Thursday, January 01, 2026

New Activist Investment Idea!

 This post first appeared on 8percentpa.substack.com

This company might be a giveaway with the sub-title above and loyal followers of this substack. In order to mask it a little, we are not revealing the currency below. This is a European activist stock and the company has to turn things around for share price to rally.

Financials (Dec 26)

  • Net Sales: 8bn, OP: 0.8bn, Net Income: 0.4bn
  • EBITDA: 0.8bn, Free Cashflow (FCF): 0.4bn
  • Dividend: 4.5, Dividend Yield: 3.2%
  • Net Cash*: c.5bn, Market Cap: c.7bn
*Net Cash: Cash + 50% of Inventory - Short-term debt - Long-term debt

Financial Ratios

  • ROE: 7% (currently 3%), ROA: 5% (currently 1%)
  • GPM: 80%, OPM: 5-10% (currently 3%)
  • EV/EBITDA: 11.5x, EV/FCF: 14.4
  • PER: 18.1x, PBR: 0.7x
  • FCF Yield: 5.5%

As mentioned, an activist recently launched a campaign against this stock and tried to get onto the board of directors but was rebuffed. Since then, interested market participants and fellow substackers wrote a lot about this name and we have no shortage of deep research.

1. Background and Business

We have written extensive about Swatch. Please check the link below: 

https://8percentpa.blogspot.com/search/label/Swatch

To reiterate, Swatch is a Swiss luxury watch and jewellery conglomerate that owns the following brands as well as production sites for watch movement manufacturing and retail distribution chains. While most readers would know Swatch, few would associate the company with iconic luxury brands like Omega and Harry Winston. In fact, its billion dollar brands or potential billon dollar brands are Breguet, Blancpain, Glashutte, Longine, Rado, Tissot and needless to say, the top three megabrands: Omega, Harry Winston and Swatch itself.

Here's the investment thesis:

Swatch is an activist play trading as a net net with its cash and inventory almost as big as its market cap. Its second generation founding family needs to turn things around or face more public scrutiny. The turnaround story includes revitalizing its megabrands, improving investor relations and reinvesting in mechanical watch innovation.

Activist Angle

What's new and important in 2025 is that activist Greenwood Investors, owning 0.5% of the company has launched a public campaign against Swatch’s management. In the last AGM held in May, the activist Steven Wood receive 60% of the votes but was blocked by the family to join the board. Sensing potential to change things, other activists are definitely looking at the name.

Management is also under pressure to turn things around since the under-performance has caused its market cap to drop to single digit billions while its peers are 10-30x bigger. Otherwise, someone might privatize them.

Positives

Iconic brands: Swatch owns three megabrands, Omega, Harry Winston and Breguet which could be even bigger should management focus on them. Omega consistent ranked top 3 in the world of watches in terms of volume sold. This is the brand that was worn to the moon and its secured its legacy.


Harry Winston is also consistently rank amongst the top jewellery brands while Breguet is a horological powerhouse founded in 1775 by Abraham-Louis Breguet. The brand's history is essentially a history of watchmaking itself.
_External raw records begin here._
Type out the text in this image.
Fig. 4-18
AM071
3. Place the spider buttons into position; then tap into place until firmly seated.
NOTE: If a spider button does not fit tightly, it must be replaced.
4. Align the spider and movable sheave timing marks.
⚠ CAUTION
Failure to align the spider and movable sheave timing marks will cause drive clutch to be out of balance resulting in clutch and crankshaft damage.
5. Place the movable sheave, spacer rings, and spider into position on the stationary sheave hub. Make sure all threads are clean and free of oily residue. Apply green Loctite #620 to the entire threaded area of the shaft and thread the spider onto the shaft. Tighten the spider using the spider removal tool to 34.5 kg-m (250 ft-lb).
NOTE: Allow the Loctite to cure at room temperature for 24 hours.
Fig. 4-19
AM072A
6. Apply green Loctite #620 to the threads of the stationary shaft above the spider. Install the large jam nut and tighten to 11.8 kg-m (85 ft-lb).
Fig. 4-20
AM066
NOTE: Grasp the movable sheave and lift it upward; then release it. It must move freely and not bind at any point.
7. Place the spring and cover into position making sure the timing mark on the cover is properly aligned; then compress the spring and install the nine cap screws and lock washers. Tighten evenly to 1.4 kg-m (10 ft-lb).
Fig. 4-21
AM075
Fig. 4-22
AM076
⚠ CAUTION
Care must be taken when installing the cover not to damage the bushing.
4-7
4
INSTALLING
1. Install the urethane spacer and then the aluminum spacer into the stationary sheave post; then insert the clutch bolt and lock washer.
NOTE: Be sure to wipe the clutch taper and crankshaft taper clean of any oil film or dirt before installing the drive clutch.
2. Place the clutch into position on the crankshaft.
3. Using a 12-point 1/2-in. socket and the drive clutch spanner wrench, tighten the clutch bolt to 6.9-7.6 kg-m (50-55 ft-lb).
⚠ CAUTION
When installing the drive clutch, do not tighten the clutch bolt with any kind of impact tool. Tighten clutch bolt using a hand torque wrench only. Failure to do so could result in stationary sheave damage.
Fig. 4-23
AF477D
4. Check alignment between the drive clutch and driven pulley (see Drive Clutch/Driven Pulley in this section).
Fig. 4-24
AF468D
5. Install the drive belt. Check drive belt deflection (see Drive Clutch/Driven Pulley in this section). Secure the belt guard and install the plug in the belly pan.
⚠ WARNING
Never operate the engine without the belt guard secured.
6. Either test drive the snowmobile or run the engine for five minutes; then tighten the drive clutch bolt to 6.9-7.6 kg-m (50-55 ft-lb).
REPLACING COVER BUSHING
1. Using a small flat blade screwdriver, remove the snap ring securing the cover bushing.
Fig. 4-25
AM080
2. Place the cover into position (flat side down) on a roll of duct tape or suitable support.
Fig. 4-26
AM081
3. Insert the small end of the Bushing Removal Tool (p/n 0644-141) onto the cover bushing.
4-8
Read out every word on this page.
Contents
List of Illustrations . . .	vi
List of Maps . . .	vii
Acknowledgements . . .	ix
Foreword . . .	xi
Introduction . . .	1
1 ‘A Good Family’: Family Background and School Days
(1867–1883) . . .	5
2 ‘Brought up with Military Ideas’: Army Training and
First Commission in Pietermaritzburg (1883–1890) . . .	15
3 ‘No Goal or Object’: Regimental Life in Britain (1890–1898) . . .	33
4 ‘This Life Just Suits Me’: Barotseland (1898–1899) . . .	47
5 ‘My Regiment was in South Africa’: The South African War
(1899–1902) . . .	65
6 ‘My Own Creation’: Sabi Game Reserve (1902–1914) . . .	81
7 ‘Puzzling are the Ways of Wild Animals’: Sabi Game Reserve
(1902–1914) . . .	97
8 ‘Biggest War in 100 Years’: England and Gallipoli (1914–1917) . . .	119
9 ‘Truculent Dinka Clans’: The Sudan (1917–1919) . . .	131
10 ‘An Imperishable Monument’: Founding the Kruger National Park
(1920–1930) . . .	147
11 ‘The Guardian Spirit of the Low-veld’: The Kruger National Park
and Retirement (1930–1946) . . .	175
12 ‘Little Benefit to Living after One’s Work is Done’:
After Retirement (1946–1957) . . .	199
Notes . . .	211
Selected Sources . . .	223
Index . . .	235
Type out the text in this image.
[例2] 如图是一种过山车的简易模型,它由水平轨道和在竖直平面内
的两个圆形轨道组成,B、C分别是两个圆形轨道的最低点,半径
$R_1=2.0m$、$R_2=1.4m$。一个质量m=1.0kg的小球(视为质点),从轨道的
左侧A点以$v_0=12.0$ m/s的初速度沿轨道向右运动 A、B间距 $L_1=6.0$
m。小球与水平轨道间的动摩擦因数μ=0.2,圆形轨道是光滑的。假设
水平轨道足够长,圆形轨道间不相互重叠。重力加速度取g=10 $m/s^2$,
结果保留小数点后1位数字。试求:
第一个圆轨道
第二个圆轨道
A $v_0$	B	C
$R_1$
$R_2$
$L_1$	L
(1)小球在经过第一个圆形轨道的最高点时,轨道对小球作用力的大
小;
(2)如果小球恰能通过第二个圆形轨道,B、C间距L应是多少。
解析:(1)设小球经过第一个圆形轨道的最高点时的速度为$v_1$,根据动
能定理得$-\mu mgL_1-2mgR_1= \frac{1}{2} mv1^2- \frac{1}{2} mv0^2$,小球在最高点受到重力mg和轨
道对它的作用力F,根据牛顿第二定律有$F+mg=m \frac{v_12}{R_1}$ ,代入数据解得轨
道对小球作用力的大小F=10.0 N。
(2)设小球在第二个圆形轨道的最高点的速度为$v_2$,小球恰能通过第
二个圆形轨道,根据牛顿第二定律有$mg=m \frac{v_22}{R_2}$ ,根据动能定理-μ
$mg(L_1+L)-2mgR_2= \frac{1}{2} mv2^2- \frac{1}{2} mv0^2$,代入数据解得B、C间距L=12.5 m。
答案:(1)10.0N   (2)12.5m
The founder invented and perfected numerous technologies that are still fundamental to mechanical watches today.

Privatization: With the stock trading at net net (current assets - current liabilities > market cap), the stock is ridiculously cheap for a jewellery / watchmaker and both activists and management knows this. Privatization either by management or third party would see share price popping 20-40% depending on the premium offered.

With that, let’s move on to the risks.

Risks

China: A big part of Swatch’s earnings recovery hinges on China and should business in the Middle Kingdom continue to deteriorate, it would be much more difficult for Swatch to engineer a turnaround. Mitigating factor: Swatch commented that it is seeing early signs of recovery in China and expects good results in 2H2025.

Management: Swatch is currently helmed by the founder’s son and daughter who have little regard for shareholders. The article below revealed their stances well. As such, management might then take it private should it become unreasonably cheap. While investors buying Swatch now would enjoy the pop, ultimately, it’s not great because long-term shareholders are being taken out cheaply.